- Exact methods for simulating fractional Brownian motion (fBm) or fractional Gaussian noise (fGn) in python.
- Approximate simulation of multifractional Brownian motion (mBm) or multifractional Gaussian noise (mGn).
The fbm package is available on PyPI and can be installed via pip:
pip install fbm
Fractional Brownian motion can be generated via either Hosking's method, the Cholesky method, or the Davies-Harte method. All three methods are theoretically exact in generating a discretely sampled fBm/fGn.
Usage:
from fbm import FBM
f = FBM(n=1024, hurst=0.75, length=1, method='daviesharte')
# or
f = FBM(1024, 0.75)
# Generate a fBm realization
fbm_sample = f.fbm()
# Generate a fGn realization
fgn_sample = f.fgn()
# Get the times associated with the fBm
t_values = f.times()where n is the number of equispaced increments desired for a fBm with Hurst
parameter hurst on the interval [0, length]. Method can be
either 'hosking', 'cholesky', or 'daviesharte'. The fbm()
method returns a length n+1 array of discrete values for the fBm (includes
0). The fgn() method returns a length n array of fBm
increments, or fGn. The times() method returns a length n+1 array of
times corresponding to the fBm realizations.
The n and hurst parameters are required. The length parameter
defaults to 1 and method defaults to 'daviesharte'.
For simulating multiple realizations use the FBM class provided as above. Some intermediate values are cached for repeated simulation.
For one-off samples of fBm or fGn there are separate functions available:
from fbm import fbm, fgn, times
# Generate a fBm realization
fbm_sample = fbm(n=1024, hurst=0.75, length=1, method='daviesharte')

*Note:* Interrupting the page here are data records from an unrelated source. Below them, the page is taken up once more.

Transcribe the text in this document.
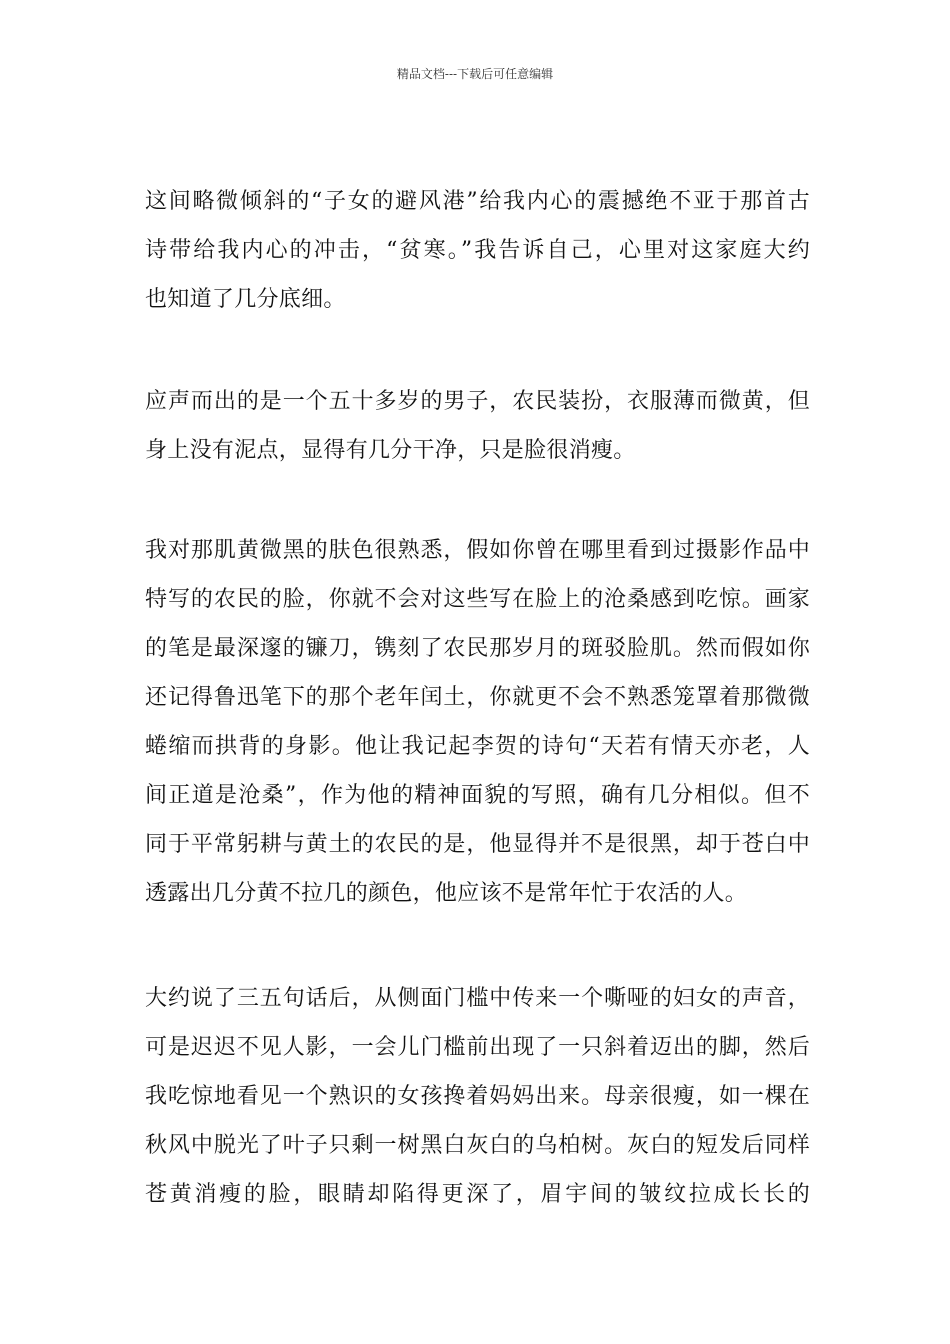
精品文档---下载后可任意编辑
这间略微倾斜的“子女的避风港”给我内心的震撼绝不亚于那首古
诗带给我内心的冲击，“贫寒。”我告诉自己，心里对这家庭大约
也知道了几分底细。
应声而出的是一个五十多岁的男子，农民装扮，衣服薄而微黄，但
身上没有泥点，显得有几分干净，只是脸很消瘦。
我对那肌黄微黑的肤色很熟悉，假如你曾在哪里看到过摄影作品中
特写的农民的脸，你就不会对这些写在脸上的沧桑感到吃惊。画家
的笔是最深邃的镰刀，镌刻了农民那岁月的斑驳脸肌。然而假如你
还记得鲁迅笔下的那个老年闰土，你就更不会不熟悉笼罩着那微微
蜷缩而拱背的身影。他让我记起李贺的诗句“天若有情天亦老，人
间正道是沧桑”，作为他的精神面貌的写照，确有几分相似。但不
同于平常躬耕与黄土的农民的是，他显得并不是很黑，却于苍白中
透露出几分黄不拉几的颜色，他应该不是常年忙于农活的人。
大约说了三五句话后，从侧面门槛中传来一个嘶哑的妇女的声音，
可是迟迟不见人影，一会儿门槛前出现了一只斜着迈出的脚，然后
我吃惊地看见一个熟识的女孩搀着妈妈出来。母亲很瘦，如一棵在
秋风中脱光了叶子只剩一树黑白灰白的乌柏树。灰白的短发后同样
苍黄消瘦的脸，眼睛却陷得更深了，眉宇间的皱纹拉成长长的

# Generate a fGn realization
fgn_sample = fgn(n=1024, hurst=0.75, length=1, method='daviesharte')
# Get the times associated with the fBm
t_values = times(n=1024, length=1)For fastest performance use the Davies and Harte method. Note that the
Davies and Harte method can fail if the Hurst parameter hurst is close to
1 and there are a small amount of increments n. If this occurs, a warning
is printed to the console and it will fallback to using Hosking's method to
generate the realization. See page 412 of the following paper for a more
detailed explanation:
- Wood, Andrew TA, and Grace Chan. "Simulation of stationary Gaussian processes in [0, 1] d." Journal of computational and graphical statistics 3, no. 4 (1994): 409-432.
Hosking's method:
- Hosking, Jonathan RM. "Modeling persistence in hydrological time series using fractional differencing." Water resources research 20, no. 12 (1984): 1898-1908.
Cholesky method:
- Asmussen, Søren. Stochastic simulation with a view towards stochastic processes. University of Aarhus. Centre for Mathematical Physics and Stochastics (MaPhySto)[MPS], 1998.
Davies Harte method:
- Davies, Robert B., and D. S. Harte. "Tests for Hurst effect." Biometrika 74, no. 1 (1987): 95-101.
This package supports approximate generation of multifractional Brownian motion. The current method uses the Riemann–Liouville fractional integral representation of mBm.
Usage:
import math
from fbm import MBM
# Example Hurst function with respect to time.
def h(t):
return 0.25 * math.sin(20*t) + 0.5
m = MBM(n=1024, hurst=h, length=1, method='riemannliouville')
# or
m = MBM(1024, h)
# Generate a mBm realization
mbm_sample = m.mbm()
# Generate a mGn realization
mgn_sample = m.mgn()
# Get the times associated with the mBm
t_values = m.times()The hurst argument here should be a callable that accepts one argument
and returns a float in (0, 1).
For one-off samples of mBm or mGn there are separate functions available:
from fbm import mbm, mgn, times
# Define a hurst function
def h(t):
return 0.75 - 0.5 * t
# Generate a mbm realization
mbm_sample = mbm(n=1024, hurst=h, length=1, method='riemannliouville')
# Generate a fGn realization
mgn_sample = mgn(n=1024, hurst=h, length=1, method='riemannliouville')
# Get the times associated with the mBm
t_values = times(n=1024, length=1)Riemann-Liouville representation method:
Approximate method originally proposed for fBm in
- Rambaldi, Sandro, and Ombretta Pinazza. "An accurate fractional Brownian motion generator." Physica A: Statistical Mechanics and its Applications 208, no. 1 (1994): 21-30.
Adapted to approximate mBm in
- Muniandy, S. V., and S. C. Lim. "Modeling of locally self-similar processes using multifractional Brownian motion of Riemann-Liouville type." Physical Review E 63, no. 4 (2001): 046104.